Public Health England (PHE) has released a series of recommendations aimed at reducing the disproportionate impact of coronavirus on black and minority ethic (BAME) people.
Its report B’eyond the data: Understanding the impact of Covid-19 on BAME groups’ highlights the need for better research and data around the disparities in health outcomes associated with the virus.
Based on feedback from a number of stakeholder engagements with more than 4,000 people, the report concludes better data is needed “to deepen our understanding of the wider socio-economic determinants, improve data recording of faith and ethnicity and greater use of community participatory research”.
Mandatory collection of BAME data should also include death certification, it states. All data should be readily available to local health and care partners to inform actions to “mitigate the impact of Covid-19 on BAME communities”.
“Throughout the stakeholder engagement exercise, it was both clearly and consistently expressed that without explicit consideration of ethnicity, racism and structural disadvantage in our responses to COVID-19 and tackling health inequalities there is a risk of partial understanding of the processes producing poor health outcomes and ineffective intervention,” the report found.
Stakeholders said racism and discrimination were a “root cause affecting health, and exposure risk and disease progression risk”, it adds.
Yesterday’s report builds on the findings from the rapid review into coronavirus data, following reports third party responses were originally censored from findings.
PHE faced fierce criticism for failing to include actionable recommendations in its rapid review, commissioned in May, despite the review being aimed at establishing the factors impacting the number of Covid-19 cases and severity of the outcomes for different groups within the population.
The findings, published on June 2, failed to address how the data could be used to address health inequalities.
The review found BAME people were twice as likely to die from Covid-19.
People of Bangladeshi ethnicity had around twice the risk of death compared to white British people.
Other BAME groups were disproportionately affected, with people of Chinese, Indian, Pakistani, other Asian, Caribbean and other black ethnicity having a 10-50% higher risk of death from the virus compared to white people.
Several separate reports have highlighted the risk of Covid-19 to BAME people, sparking calls for better collection and analysis of data.
According to an Institute of Fiscal Studies report, published 1 May, Covid-19 hospital deaths are highest among the black Caribbean population – three times higher than the white British group, despite white British accounting for almost 80% of the population of England.

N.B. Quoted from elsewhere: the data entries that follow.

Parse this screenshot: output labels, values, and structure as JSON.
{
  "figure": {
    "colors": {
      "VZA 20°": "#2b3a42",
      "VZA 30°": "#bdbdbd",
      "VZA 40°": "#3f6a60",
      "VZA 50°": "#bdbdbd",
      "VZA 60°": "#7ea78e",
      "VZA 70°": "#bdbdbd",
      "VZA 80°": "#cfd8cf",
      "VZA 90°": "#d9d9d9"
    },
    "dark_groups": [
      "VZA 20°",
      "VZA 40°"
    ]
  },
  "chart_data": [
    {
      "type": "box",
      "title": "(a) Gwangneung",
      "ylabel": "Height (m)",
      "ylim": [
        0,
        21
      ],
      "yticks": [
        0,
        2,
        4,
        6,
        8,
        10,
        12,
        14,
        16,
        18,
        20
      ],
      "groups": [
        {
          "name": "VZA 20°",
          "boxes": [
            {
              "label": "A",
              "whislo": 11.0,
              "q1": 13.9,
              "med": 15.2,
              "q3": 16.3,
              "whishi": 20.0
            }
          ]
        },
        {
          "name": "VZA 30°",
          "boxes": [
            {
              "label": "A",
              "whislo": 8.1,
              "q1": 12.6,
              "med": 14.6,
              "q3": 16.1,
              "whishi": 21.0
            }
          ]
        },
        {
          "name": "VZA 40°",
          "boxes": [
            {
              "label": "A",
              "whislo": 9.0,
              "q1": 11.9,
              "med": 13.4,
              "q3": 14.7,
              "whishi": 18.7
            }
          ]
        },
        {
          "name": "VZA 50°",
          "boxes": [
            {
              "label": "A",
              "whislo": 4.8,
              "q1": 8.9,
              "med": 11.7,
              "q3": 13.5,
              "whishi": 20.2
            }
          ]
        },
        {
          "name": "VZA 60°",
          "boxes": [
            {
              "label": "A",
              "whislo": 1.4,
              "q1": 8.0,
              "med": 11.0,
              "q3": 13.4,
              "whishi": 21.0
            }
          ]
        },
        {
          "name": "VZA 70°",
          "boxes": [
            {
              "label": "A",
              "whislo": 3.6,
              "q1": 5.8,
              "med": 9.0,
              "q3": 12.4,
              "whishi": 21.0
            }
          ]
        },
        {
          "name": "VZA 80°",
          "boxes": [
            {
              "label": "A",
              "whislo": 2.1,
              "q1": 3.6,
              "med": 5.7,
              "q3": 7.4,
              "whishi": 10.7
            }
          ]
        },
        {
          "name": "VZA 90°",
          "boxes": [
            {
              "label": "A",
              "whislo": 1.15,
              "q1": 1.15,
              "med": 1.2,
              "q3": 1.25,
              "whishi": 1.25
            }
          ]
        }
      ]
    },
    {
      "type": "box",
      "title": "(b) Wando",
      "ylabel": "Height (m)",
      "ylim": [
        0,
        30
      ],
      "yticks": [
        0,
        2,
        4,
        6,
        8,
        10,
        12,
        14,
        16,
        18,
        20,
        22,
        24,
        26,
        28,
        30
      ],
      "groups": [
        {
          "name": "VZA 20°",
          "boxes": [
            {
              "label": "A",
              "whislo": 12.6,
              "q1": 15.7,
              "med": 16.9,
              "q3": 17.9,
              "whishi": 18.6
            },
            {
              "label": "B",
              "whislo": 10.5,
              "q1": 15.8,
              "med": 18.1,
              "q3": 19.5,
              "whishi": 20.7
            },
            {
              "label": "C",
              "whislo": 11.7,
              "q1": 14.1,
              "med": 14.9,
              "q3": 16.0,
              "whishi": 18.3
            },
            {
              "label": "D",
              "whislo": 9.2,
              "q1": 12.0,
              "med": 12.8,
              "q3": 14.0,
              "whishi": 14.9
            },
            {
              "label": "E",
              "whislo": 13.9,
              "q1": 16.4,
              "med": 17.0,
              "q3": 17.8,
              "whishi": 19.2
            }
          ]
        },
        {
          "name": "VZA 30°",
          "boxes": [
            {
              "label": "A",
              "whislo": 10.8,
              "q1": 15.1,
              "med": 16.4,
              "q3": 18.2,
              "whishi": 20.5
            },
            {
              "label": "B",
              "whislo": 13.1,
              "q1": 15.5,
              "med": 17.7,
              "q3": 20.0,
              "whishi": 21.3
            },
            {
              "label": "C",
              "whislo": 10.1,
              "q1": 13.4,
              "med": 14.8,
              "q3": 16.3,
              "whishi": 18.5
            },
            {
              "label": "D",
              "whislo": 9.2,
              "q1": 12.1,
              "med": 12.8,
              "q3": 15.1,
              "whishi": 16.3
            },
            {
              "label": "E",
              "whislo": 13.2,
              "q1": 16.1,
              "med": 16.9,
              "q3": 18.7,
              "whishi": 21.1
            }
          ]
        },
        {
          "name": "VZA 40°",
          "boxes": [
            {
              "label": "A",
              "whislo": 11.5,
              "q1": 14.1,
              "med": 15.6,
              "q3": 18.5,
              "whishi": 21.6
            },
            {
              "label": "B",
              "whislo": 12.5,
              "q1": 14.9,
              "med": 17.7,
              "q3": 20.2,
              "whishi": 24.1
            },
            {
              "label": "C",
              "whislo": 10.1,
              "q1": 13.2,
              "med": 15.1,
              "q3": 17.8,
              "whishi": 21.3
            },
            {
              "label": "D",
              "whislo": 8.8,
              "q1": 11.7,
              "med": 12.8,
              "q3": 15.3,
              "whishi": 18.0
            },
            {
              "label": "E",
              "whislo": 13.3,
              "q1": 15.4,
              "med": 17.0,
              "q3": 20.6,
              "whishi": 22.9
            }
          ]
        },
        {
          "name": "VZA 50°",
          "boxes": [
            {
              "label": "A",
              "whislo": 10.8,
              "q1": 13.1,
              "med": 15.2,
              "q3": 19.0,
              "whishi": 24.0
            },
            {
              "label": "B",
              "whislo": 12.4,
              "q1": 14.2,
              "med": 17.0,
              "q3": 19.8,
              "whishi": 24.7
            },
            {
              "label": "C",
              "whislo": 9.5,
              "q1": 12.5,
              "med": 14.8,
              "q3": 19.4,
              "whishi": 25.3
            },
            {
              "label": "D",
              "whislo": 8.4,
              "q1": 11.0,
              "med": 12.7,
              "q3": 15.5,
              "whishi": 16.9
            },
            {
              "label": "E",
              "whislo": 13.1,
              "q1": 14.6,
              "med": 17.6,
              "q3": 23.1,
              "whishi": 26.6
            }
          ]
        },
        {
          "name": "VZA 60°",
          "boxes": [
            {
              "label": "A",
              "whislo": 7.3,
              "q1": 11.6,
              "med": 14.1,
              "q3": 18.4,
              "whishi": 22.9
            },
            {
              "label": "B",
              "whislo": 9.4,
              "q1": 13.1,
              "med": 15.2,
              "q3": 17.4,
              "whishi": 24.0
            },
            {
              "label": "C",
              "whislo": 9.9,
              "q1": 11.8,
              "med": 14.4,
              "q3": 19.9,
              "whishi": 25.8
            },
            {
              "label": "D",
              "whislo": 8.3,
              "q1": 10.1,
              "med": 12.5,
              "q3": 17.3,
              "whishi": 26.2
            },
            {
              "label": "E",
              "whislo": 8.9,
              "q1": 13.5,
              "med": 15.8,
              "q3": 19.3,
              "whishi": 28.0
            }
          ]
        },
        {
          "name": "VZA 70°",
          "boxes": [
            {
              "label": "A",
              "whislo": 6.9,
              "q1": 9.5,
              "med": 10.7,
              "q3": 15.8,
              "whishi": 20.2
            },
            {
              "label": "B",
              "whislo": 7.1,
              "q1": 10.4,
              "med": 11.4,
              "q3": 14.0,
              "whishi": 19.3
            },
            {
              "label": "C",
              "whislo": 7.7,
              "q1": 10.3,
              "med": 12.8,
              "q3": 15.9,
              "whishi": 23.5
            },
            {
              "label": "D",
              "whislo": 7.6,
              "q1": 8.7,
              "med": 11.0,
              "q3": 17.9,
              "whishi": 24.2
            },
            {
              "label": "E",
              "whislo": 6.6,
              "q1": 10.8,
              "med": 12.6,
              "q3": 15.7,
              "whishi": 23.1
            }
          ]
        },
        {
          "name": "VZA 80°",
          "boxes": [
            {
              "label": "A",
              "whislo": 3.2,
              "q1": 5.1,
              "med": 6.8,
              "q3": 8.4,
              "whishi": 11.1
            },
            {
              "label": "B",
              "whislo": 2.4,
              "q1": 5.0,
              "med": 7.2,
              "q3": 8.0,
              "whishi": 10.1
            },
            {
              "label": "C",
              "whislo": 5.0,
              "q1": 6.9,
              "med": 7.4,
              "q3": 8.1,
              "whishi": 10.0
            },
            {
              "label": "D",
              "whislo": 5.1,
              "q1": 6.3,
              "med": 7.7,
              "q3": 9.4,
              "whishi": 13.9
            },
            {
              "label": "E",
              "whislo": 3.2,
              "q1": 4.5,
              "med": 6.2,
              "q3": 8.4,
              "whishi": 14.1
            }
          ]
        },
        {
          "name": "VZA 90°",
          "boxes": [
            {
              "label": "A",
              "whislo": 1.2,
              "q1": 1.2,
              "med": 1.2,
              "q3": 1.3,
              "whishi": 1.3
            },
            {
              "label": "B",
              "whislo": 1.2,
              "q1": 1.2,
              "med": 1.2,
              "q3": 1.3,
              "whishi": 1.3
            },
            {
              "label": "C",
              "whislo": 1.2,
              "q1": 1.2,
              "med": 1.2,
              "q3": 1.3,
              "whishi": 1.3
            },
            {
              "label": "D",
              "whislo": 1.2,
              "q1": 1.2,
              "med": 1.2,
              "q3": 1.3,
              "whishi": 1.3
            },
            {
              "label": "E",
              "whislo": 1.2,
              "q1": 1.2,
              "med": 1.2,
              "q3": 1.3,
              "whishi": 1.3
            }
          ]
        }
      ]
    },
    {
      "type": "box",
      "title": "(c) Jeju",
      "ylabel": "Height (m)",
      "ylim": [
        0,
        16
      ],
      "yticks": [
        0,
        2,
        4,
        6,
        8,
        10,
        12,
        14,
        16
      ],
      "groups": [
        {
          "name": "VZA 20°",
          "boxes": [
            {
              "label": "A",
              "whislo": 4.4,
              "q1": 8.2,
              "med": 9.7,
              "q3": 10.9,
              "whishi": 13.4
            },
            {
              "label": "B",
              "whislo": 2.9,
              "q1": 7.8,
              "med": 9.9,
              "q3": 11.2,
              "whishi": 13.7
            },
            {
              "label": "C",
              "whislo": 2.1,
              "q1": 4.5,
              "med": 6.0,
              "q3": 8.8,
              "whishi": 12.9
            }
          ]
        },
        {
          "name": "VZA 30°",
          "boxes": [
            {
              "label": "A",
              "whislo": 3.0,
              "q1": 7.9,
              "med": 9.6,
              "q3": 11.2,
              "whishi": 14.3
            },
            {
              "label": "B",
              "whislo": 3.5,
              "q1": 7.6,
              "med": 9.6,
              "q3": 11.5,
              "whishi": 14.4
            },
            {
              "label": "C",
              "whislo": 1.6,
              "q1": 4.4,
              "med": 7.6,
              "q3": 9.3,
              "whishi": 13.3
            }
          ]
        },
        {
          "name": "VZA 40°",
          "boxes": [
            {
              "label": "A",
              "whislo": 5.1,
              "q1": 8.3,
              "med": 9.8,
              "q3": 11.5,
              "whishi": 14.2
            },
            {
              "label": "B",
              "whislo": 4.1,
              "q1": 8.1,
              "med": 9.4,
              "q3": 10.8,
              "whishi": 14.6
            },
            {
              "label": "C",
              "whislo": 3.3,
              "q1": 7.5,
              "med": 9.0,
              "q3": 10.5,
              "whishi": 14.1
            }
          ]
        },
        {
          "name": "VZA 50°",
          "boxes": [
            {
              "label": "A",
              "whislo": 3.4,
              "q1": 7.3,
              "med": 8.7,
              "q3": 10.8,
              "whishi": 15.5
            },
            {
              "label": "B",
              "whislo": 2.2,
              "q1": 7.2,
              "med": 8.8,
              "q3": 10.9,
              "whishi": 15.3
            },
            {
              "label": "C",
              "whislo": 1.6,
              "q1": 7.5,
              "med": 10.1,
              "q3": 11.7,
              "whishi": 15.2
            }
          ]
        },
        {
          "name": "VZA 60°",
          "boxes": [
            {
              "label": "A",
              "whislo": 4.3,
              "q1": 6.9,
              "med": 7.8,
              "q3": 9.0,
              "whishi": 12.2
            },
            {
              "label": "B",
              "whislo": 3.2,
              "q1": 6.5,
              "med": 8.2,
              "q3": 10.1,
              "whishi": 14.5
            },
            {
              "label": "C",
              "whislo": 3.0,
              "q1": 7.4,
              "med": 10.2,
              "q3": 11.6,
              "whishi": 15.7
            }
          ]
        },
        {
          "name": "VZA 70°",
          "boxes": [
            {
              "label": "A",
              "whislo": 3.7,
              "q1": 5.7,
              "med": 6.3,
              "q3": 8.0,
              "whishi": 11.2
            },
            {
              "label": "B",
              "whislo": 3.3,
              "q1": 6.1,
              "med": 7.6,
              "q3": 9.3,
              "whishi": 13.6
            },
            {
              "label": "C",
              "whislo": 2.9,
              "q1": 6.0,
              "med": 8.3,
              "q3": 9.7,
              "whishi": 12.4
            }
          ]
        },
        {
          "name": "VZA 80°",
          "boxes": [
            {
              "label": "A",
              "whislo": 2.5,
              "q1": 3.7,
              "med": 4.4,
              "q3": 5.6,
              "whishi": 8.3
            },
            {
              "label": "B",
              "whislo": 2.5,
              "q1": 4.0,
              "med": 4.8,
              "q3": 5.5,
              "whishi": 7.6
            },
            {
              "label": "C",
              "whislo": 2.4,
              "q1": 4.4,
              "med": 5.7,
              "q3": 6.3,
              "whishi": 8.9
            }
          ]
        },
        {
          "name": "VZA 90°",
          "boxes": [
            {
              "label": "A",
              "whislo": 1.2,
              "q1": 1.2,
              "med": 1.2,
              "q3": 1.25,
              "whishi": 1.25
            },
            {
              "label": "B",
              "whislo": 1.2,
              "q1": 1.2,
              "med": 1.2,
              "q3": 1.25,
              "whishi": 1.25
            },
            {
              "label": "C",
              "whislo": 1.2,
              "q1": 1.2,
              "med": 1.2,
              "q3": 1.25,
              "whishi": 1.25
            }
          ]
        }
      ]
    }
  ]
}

Office of National Statistics figures published on 7 May revealed black people are four times more likely to die from the virus than white people.
The Shuri Network, established to support BAME women in digital health, previously warned the problem cannot be passed between departments as a “hot potato too difficult to confront”.
Dr Shera Chok, GP and co-founder of the Network, called for “strong and visible” leadership on the issue, adding: “We talk about prevention, co-production and engaging communities in the Long Term Plan, this would be an excellent opportunity to demonstrate how we do this as a health and care system using data and technology to improve outcomes and safety.”